Amor e Informação é um estudo, uma mostra, quase uma experiência para o público sobre o mundo em que hoje vivemos e sobretudo como o vivemos. As cenas são apresentadas, na sua maioria, sem moralismo, cabendo-nos a nós retirar o sumo do que quase objectivamente nos é dado.

Teatro Aberto
Sem ligação aparente entre si, as cenas formam no entanto um mosaico comum que espelha a necessidade de informação actual por um lado e, por outro, o bombardeamento incessante dessa informação. Parece que estamos irremediavelmente presos, cada um de nós, num ou noutro.

Teatro Aberto
Começamos com a simples necessidade de se saber um segredo, passamos pela de contar um segredo e pelo meio a necessidade de se saber tudo sobre alguém, de se saber todas as notícias possíveis, de se gravar e fotografar o máximo para reter toda a informação possível de todos os momentos, a necessidade de perceber a dor ou os números irracionais, racionalmente, chegando até ao precisar de se perceber a voz de Deus e, claro, uma recriação da Última Ceia, como ela seria hoje, passada entre chats num qualquer whatsapp, entre pessoas na mesma mesa que estão em todo o lado menos ali.

Teatro Aberto
Pode parecer redutor traçar juízos sobre exemplos que parecem ser simples e directos, mas a verdade é que, o que ali vemos, é o que vivemos diariamente, compactuemos ou não com aquelas atitudes ou com o fanatismo tecnológico e informativo. Cada vez mais parece que nos rodeamos de coisas substitutas das relações humanas e emocionais que requerem mais esforço, mais tempo, mais sensibilidade, e ninguém tem disto para dar actualmente, numa era em que o tempo parece escassear cada vez mais.

As cenas sucedem-se num ritmo frenético, suportada essa rapidez por projecções e cenas em vídeo entre cada mudança das cenas em palco, evitando-se os blackouts - de luz e de informação, mais uma vez.

A encenação de João Lourenço é inteligente e interessante nesse aspecto, apresentando também um cenário muito funcional como aliás é habitual ver-se nas grandes produções deste teatro.
O grande cubo branco e asséptico onde se passa a maioria das cenas foi, no entanto, já feito na representação da peça em 2012 por James Macdonald no Royal Court Theatre em Londres.

Teatro Aberto
A ausência de didascálias e outras indicações no texto de Churchill contrasta com o excesso de informação depois representado e deixa uma infinita possibilidade criativa aos encenadores.
Nesta versão, a maioria das cenas tem apenas dois actores e pouquíssimo cenário e adereços, focando-se nas interpretações e no texto de inteligência acutilante por baixo de uma primeira camada de simplicidade. 

A grande maioria dos treze actores está muito bem preparada, acompanhando sempre o ritmo rápido mas sem histrionismo - na maioria das cenas - como requer o texto.
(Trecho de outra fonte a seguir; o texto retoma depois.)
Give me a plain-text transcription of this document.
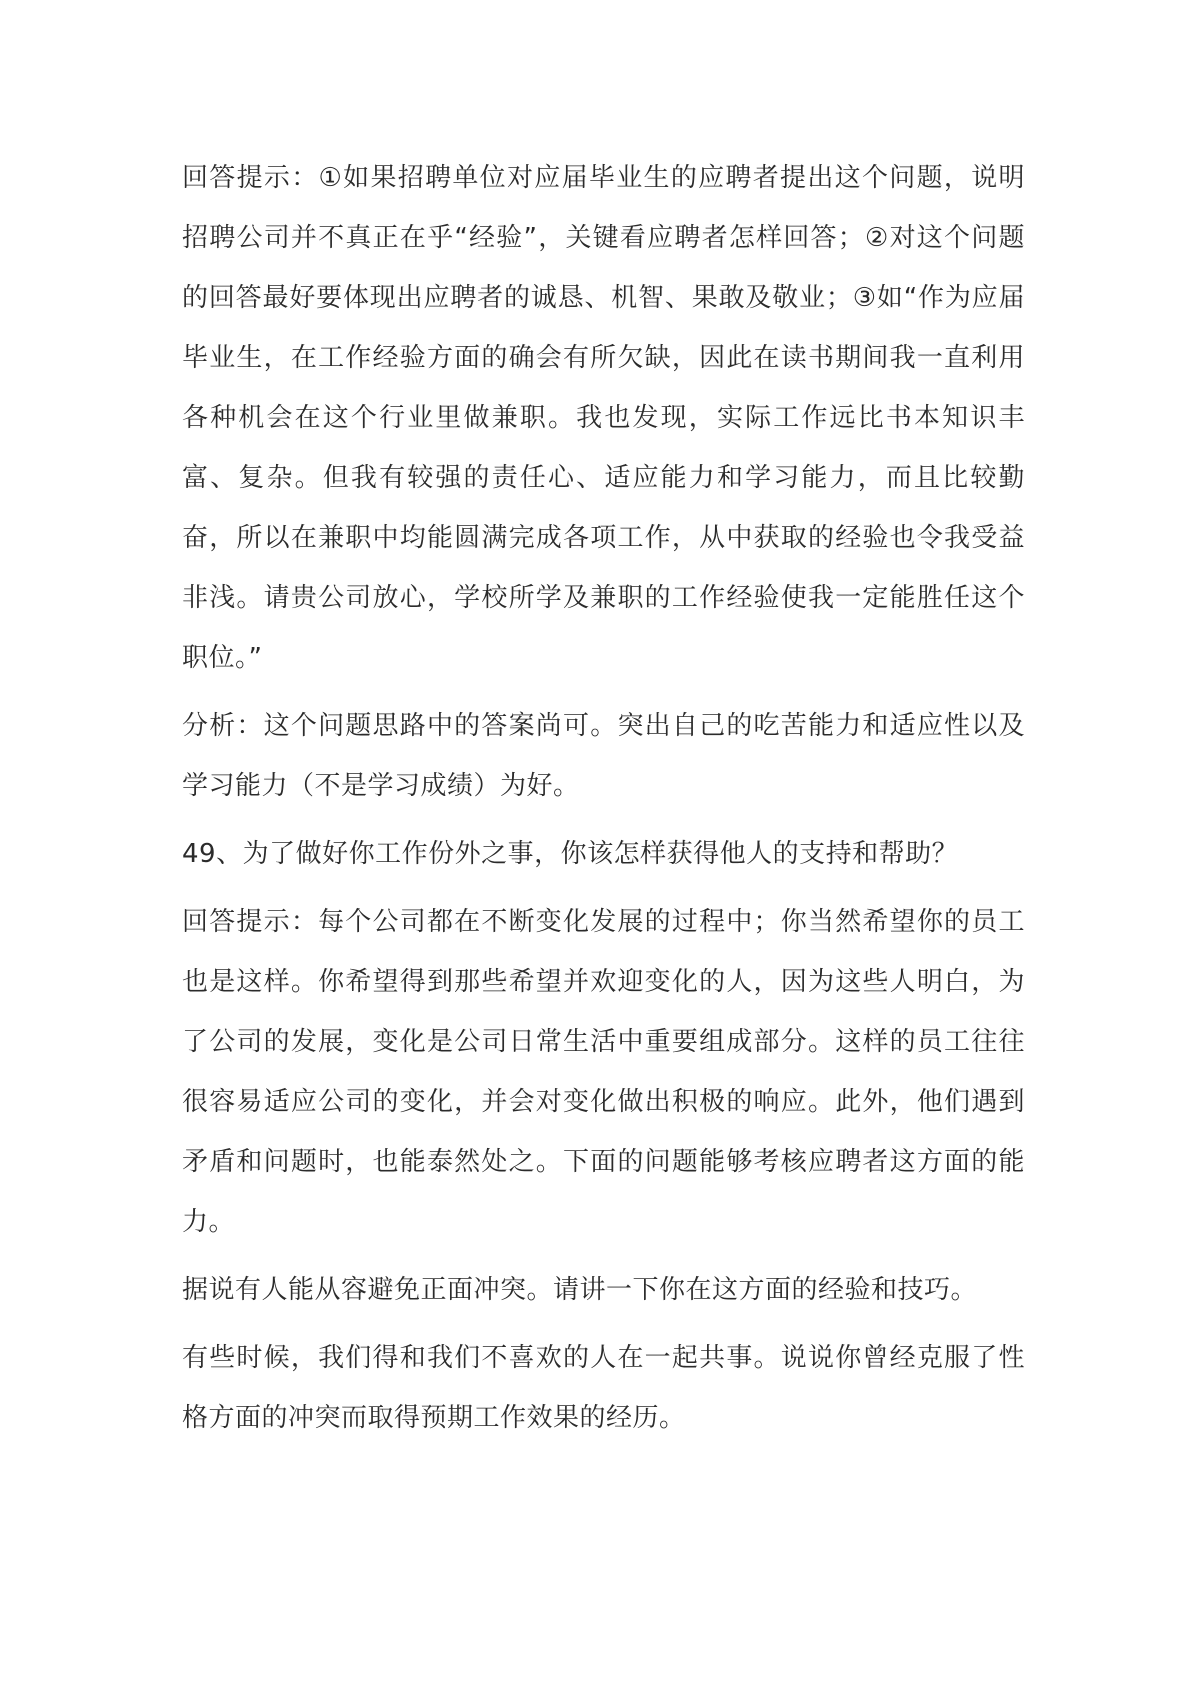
回答提示：①如果招聘单位对应届毕业生的应聘者提出这个问题，说明招聘公司并不真正在乎“经验”，关键看应聘者怎样回答；②对这个问题的回答最好要体现出应聘者的诚恳、机智、果敢及敬业；③如“作为应届毕业生，在工作经验方面的确会有所欠缺，因此在读书期间我一直利用各种机会在这个行业里做兼职。我也发现，实际工作远比书本知识丰富、复杂。但我有较强的责任心、适应能力和学习能力，而且比较勤奋，所以在兼职中均能圆满完成各项工作，从中获取的经验也令我受益非浅。请贵公司放心，学校所学及兼职的工作经验使我一定能胜任这个职位。”

分析：这个问题思路中的答案尚可。突出自己的吃苦能力和适应性以及学习能力（不是学习成绩）为好。

49、为了做好你工作份外之事，你该怎样获得他人的支持和帮助？

回答提示：每个公司都在不断变化发展的过程中；你当然希望你的员工也是这样。你希望得到那些希望并欢迎变化的人，因为这些人明白，为了公司的发展，变化是公司日常生活中重要组成部分。这样的员工往往很容易适应公司的变化，并会对变化做出积极的响应。此外，他们遇到矛盾和问题时，也能泰然处之。下面的问题能够考核应聘者这方面的能力。

据说有人能从容避免正面冲突。请讲一下你在这方面的经验和技巧。

有些时候，我们得和我们不喜欢的人在一起共事。说说你曾经克服了性格方面的冲突而取得预期工作效果的经历。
São personagens sem nome, mas construídas com rigor, a cena chega-nos rapidamente desde o primeiro segundo de cada uma. O que é imperativo quando há cenas que duram segundos apenas.

Um espectáculo muito bem conseguido, interessante e intelectualmente desafiante numa linguagem simples, demasiado real para lhe podermos escapar mesmo quando nos conviria. As cenas variam entre o muito cómicas e o completamente deprimentes, raramente havendo o inócuo.

Teatro Aberto
De Amor e Informação fica-nos sobretudo o excesso de informação e a ausência do amor. Como se os sentimentos estivessem a ser enterrados em nós e no que está à nossa volta por esta racionalidade quase vazia de humanidade. Porque há relações sim, novas, diferentes, felizes ou tristes, essa humanidade é que parece faltar-lhes. Interessa cada vez produzir mais, fazer tudo mais, ter mais relações a todo o momento - através de todas as aplicações possíveis por exemplo - mas encher tudo isso de nós começa a parecer cada vez mais despropositado. 
Num mundo em que se pode ter cãezinhos virtuais, para quê ter cães que nos fazem levantar do sofá ao frio e à chuva para ir lá fora passear e apanhar cocós reais?

"Então a dor é como ser infeliz, mas na perna?
Excerto de A criança que não sabia o que era a dor, em Amor e Informação.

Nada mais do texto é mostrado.